That the Amish have done so well puts a realistic base of possibility under the ideal of an independent citizenry as the proper goal of schooling. — John Taylor Gatto
This article is a summary of the Amish part of J.T. Gatto’s speech: “What Does ‘Educated’ Mean?” If you’ve got 90-minutes to spare, I highly recommend downloading the transcript and listening to the entire speech.
(Note: Rather than put everything in quotes, I’d prefer to make this article more readable by keeping John’s words in standard text. I have shortened and condensed John’s speech for quick reading but these are his ideas and words. I’m the beneficiary of John’s wisdom and experience while making them more accessible to other homeschooling parents who may be on the same path.)
The Lancaster Amish
The old order Amish are a group of 320,000+ well-mannered, prosperous, law-abiding people who came to America in the early 18th century with little more than the clothes on their back. Everybody’s heard about the Amish, but very few people know the astonishing details, and here they are.
- Virtually every adult Amisher has an independent livelihood as the owner of a farm or a business.
- There’s almost no crime in the community, no violence in the community, no alcoholism in the community, no divorce in the community, no drug taking. There’s a little bit of each of those things, but it’s so microscopic that when it happens, it makes the front page of newspapers because it just doesn’t happen.
- They accept no government help with health care, with old-age assistance, or with schooling after the eighth grade, and for most of the century not even that. They were compelled by the government to accept 1 through 8 schooling.
- The success rate of Amish in small business is 95% (the rate for non-Amish business is 15%.)
- All Amish children have a chance to take an expense-paid sabbatical year away from Amish life when they arrive at the verge of adulthood. The Amish don’t want someone in the community who doesn’t want to be there… and that is a principal reason that this group has grown 3,000 percent in the 20th century.
- Almost every group member, when interviewed by outside investigators, reports total satisfaction with their lives, whether they’re children or adults.
They don’t have high school educations, they don’t have specialized training, they don’t use computers, they don’t use electricity, they don’t use automobiles, and they don’t have training in how to create a marketing plan.
And yet, the resources that have transferred over from the farm are these: an entrepreneurial spirit, a willingness to take risks, innovativeness, a strong work ethic, a cheap family labor pool, and high standards of craftsmanship.
The Amish Fought the Law and the Amish Won
You can figure out a lot of what an Amish believes in education is from the things they fought the government about and won.
When the Supreme Court ruled they had to go to school from 1st to 8th grade, they were prepared, in mass, to go to prison unless concessions were made, and they won these concessions.
- They demanded that any school be within walking distance of home, they would not allow their children to be carried on buses.
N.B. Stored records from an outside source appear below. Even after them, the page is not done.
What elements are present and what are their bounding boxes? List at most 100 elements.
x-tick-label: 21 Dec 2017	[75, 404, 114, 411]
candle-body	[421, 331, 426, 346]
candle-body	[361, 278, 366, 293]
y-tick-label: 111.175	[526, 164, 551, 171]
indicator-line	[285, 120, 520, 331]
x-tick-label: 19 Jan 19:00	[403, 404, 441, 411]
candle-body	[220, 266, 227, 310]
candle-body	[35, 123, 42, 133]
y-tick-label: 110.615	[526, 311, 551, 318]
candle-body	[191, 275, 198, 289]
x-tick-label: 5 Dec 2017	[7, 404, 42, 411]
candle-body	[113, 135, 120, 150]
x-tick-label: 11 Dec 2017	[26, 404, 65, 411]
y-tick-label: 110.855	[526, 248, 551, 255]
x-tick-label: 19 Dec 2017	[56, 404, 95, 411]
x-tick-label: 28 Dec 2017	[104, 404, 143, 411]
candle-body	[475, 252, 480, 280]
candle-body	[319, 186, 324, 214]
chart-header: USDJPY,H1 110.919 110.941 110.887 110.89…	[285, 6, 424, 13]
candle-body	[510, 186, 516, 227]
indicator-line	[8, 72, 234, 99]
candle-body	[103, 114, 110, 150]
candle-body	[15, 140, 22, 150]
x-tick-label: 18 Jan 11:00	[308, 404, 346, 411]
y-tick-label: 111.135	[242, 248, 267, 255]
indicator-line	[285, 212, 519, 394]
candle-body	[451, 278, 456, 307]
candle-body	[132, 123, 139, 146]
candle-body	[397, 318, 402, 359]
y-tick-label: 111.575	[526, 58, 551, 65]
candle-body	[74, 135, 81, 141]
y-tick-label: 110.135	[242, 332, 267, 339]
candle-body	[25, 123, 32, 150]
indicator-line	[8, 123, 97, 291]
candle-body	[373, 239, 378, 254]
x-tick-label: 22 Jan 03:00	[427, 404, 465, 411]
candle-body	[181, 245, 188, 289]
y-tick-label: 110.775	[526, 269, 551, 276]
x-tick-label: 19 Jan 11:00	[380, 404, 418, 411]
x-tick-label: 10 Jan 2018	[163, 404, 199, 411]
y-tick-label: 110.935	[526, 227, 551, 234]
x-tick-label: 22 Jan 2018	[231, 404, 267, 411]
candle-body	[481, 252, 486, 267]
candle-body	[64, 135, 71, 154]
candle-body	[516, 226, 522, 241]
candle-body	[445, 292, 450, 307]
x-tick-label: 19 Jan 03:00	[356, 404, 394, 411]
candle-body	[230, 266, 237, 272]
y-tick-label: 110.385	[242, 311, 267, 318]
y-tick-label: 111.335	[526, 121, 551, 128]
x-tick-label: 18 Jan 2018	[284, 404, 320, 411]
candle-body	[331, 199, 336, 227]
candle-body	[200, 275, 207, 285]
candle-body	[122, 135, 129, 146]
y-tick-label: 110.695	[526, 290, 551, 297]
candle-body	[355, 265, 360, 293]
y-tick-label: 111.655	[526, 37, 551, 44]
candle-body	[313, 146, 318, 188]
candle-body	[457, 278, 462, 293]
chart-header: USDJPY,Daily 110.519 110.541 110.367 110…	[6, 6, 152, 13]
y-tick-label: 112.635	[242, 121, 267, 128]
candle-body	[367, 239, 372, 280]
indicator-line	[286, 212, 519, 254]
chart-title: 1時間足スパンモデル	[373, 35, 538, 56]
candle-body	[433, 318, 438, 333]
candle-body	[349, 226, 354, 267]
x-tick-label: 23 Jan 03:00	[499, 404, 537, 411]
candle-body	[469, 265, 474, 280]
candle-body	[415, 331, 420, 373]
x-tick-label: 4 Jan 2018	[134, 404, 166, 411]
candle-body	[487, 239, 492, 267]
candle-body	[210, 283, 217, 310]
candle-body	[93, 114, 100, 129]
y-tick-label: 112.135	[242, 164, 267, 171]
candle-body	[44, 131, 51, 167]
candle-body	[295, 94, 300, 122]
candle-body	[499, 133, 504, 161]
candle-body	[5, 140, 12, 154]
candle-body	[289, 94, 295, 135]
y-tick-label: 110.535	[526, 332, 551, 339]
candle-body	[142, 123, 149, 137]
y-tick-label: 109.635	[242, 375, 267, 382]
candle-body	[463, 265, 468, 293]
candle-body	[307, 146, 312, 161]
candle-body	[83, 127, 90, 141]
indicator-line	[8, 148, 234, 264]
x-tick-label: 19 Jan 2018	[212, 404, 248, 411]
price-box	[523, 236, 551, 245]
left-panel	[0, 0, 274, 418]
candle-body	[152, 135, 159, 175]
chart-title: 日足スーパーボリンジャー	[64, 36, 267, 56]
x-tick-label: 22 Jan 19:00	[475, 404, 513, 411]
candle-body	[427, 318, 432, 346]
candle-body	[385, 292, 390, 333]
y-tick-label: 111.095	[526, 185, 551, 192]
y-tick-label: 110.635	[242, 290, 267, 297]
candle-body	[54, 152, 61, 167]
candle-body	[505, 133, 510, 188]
- They refused large schools where pupils are sorted into different compartments and assigned different teachers every year.
- They demanded that all school decisions had to be signed off by the parents.
- They demanded a maximum eight-month school year.
- They demanded the teachers who taught their children to be knowledgeable in, and sympathetic to, Amish values in rural ways. They refused to hand their children over to professional educators.
- They insisted their children be taught that wisdom and academic knowledge are two different things.
- They insisted that their kids have practical internships and apprenticeships supervised by the parents. They were prepared to go to jail and lose everything before they would surrender their children to any form of state indoctrination, called schooling, which would break up their families, their traditions, and their communities, and leave their children restless, trained to leap and jump but without purpose or direction not knowing where they would land.
An education to an Amish-er is being independent, living in a closed community, as a valuable neighbor, and living a godly life.
On the cusp of the 21st century where you and I are perched, it hardly seems possible for a definition of education like this to have survived and even thrived. Yet how can we explain the baffling Amish who do it their own way, in spite of expert advice, and have abundant prosperity and abundant happiness?
That the Amish have done so well puts a realistic base of possibility under the ideal of an independent citizenry as the proper goal of schooling. It’s something I hope you’ll think about.